San Diego County POBs Downgraded to Aa3 by Moody's

Moody's Investors Service said it has downgraded the county of San Diego's pension obligation bond rating to Aa3 from Aa2.

Moody's also affirmed the county's Aa1 issuer rating and the Aa3 rating on the county's outstanding certificates of participation and lease obligations. The outlook is stable.

The downgrade creates a two-notch distinction between the POB rating and the county's issuer rating. The county's issuer rating reflects what the county's secured, general obligation rating would be if the county issued such debt.

The rating change reflects the changed view of the pledge supporting POBs versus general obligation bonds. Moody's believes this pledge is relatively less secure than prior estimates, both in terms of probability of default and likely losses in the event of default.

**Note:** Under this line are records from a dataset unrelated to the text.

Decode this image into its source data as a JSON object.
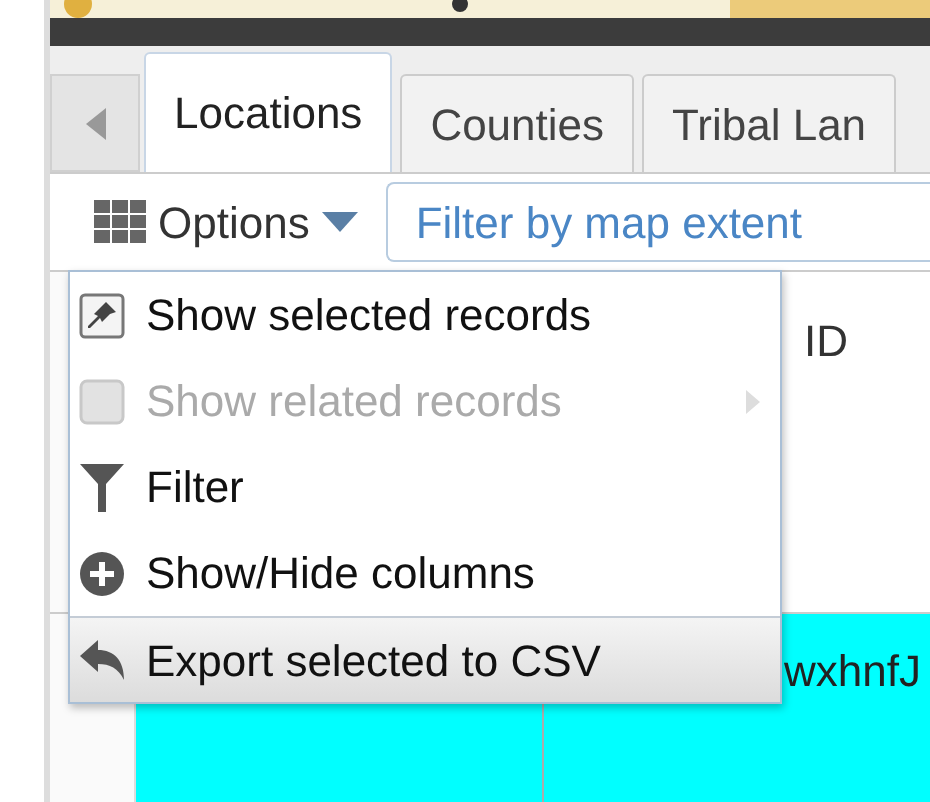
{
  "tabs": [
    {
      "label": "Locations",
      "selected": true
    },
    {
      "label": "Counties",
      "selected": false
    },
    {
      "label": "Tribal Lan",
      "selected": false
    }
  ],
  "toolbar": {
    "options_label": "Options",
    "filter_button": "Filter by map extent"
  },
  "table": {
    "header": {
      "column_3": "ID"
    },
    "rows": [
      {
        "column_3": "wxhnfJ",
        "selected": true
      }
    ]
  },
  "menu": {
    "items": [
      {
        "label": "Show selected records",
        "kind": "pin",
        "disabled": false,
        "submenu": false,
        "highlighted": false
      },
      {
        "label": "Show related records",
        "kind": "box",
        "disabled": true,
        "submenu": true,
        "highlighted": false
      },
      {
        "label": "Filter",
        "kind": "funnel",
        "disabled": false,
        "submenu": false,
        "highlighted": false
      },
      {
        "label": "Show/Hide columns",
        "kind": "plus",
        "disabled": false,
        "submenu": false,
        "highlighted": false
      },
      {
        "label": "Export selected to CSV",
        "kind": "reply",
        "disabled": false,
        "submenu": false,
        "highlighted": true
      }
    ]
  }
}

Security for pension bonds is a pledge of all of the county's legally available resources. This promise is notably in contrast to the stronger, voter approved general obligation pledge that provides a baseline for Moody's estimate of the county's credit quality.

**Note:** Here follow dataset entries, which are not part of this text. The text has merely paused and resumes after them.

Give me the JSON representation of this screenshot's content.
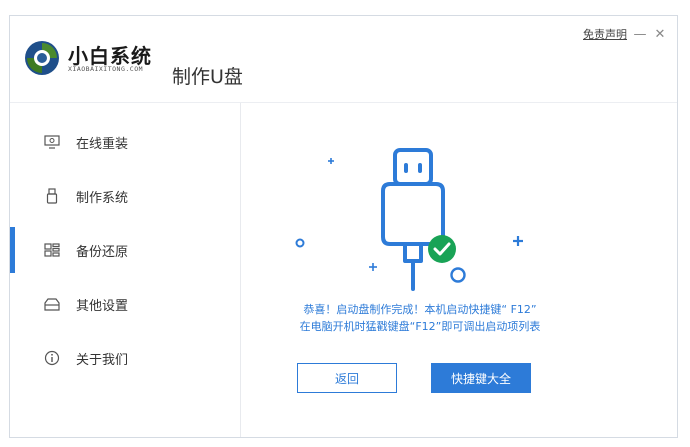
{
  "app": {
    "brand": "小白系统",
    "brand_sub": "XIAOBAIXITONG.COM",
    "page_title": "制作U盘"
  },
  "top_bar": {
    "disclaimer": "免责声明",
    "minimize_glyph": "—",
    "close_glyph": "✕"
  },
  "sidebar": {
    "items": [
      {
        "label": "在线重装",
        "icon": "monitor-icon",
        "active": false
      },
      {
        "label": "制作系统",
        "icon": "usb-icon",
        "active": false
      },
      {
        "label": "备份还原",
        "icon": "grid-icon",
        "active": true
      },
      {
        "label": "其他设置",
        "icon": "box-icon",
        "active": false
      },
      {
        "label": "关于我们",
        "icon": "info-icon",
        "active": false
      }
    ]
  },
  "main": {
    "message_line1": "恭喜！启动盘制作完成！本机启动快捷键“ F12”",
    "message_line2": "在电脑开机时猛戳键盘“F12”即可调出启动项列表",
    "back_button": "返回",
    "hotkeys_button": "快捷键大全"
  },
  "colors": {
    "accent": "#2d7bd8",
    "success": "#19a356"
  }
}
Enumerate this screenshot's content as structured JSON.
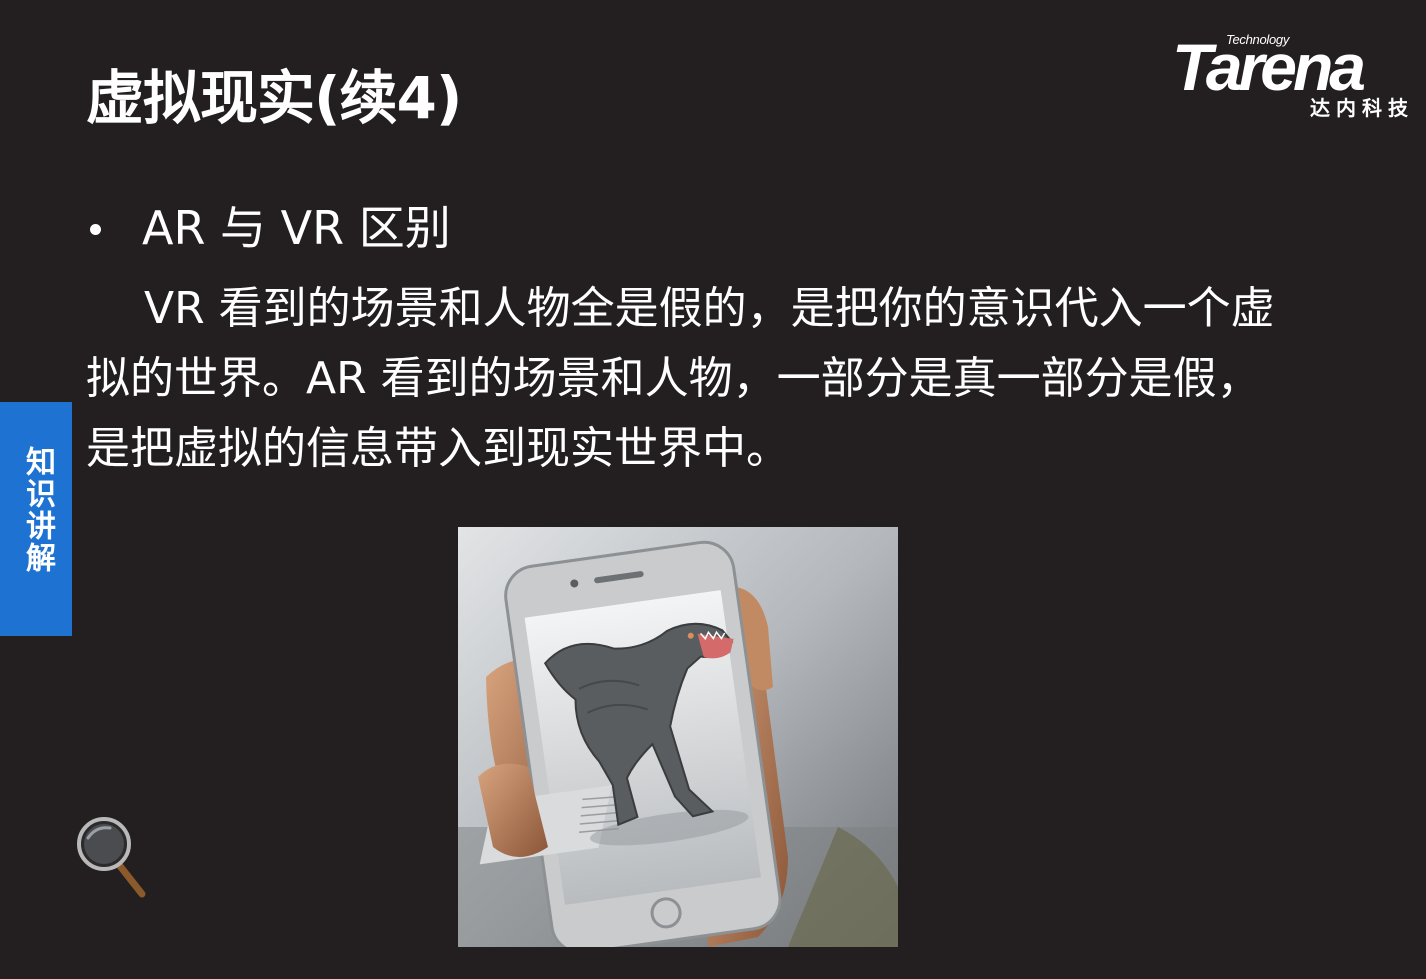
{
  "slide": {
    "title": "虚拟现实(续4)",
    "bullet": "AR 与 VR 区别",
    "paragraph_lines": [
      "VR 看到的场景和人物全是假的，是把你的意识代入一个虚",
      "拟的世界。AR 看到的场景和人物，一部分是真一部分是假，",
      "是把虚拟的信息带入到现实世界中。"
    ]
  },
  "logo": {
    "wordmark": "Tarena",
    "tagline": "Technology",
    "chinese": "达内科技"
  },
  "side_tab": {
    "label": "知识讲解"
  },
  "icons": {
    "magnifier": "magnifier-icon",
    "bullet": "bullet-icon"
  },
  "image": {
    "subject": "ar-phone-dinosaur-photo"
  },
  "colors": {
    "background": "#231f20",
    "side_tab": "#1e73d2",
    "text": "#ffffff"
  }
}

Under California law, a GO pledge is an unlimited ad valorem property tax pledge. A general obligation bond issuer must raise property taxes by whatever amount necessary to repay the obligation, irrespective of the issuer's general financial position.

This distinction between a GO security and the narrower POB pledge is reflected in the current two-notch rating differential.

The affirmation of the county's other long term ratings is derived from the county's strong and stable fiscal position, very large and slowly growing economy, and low debt levels.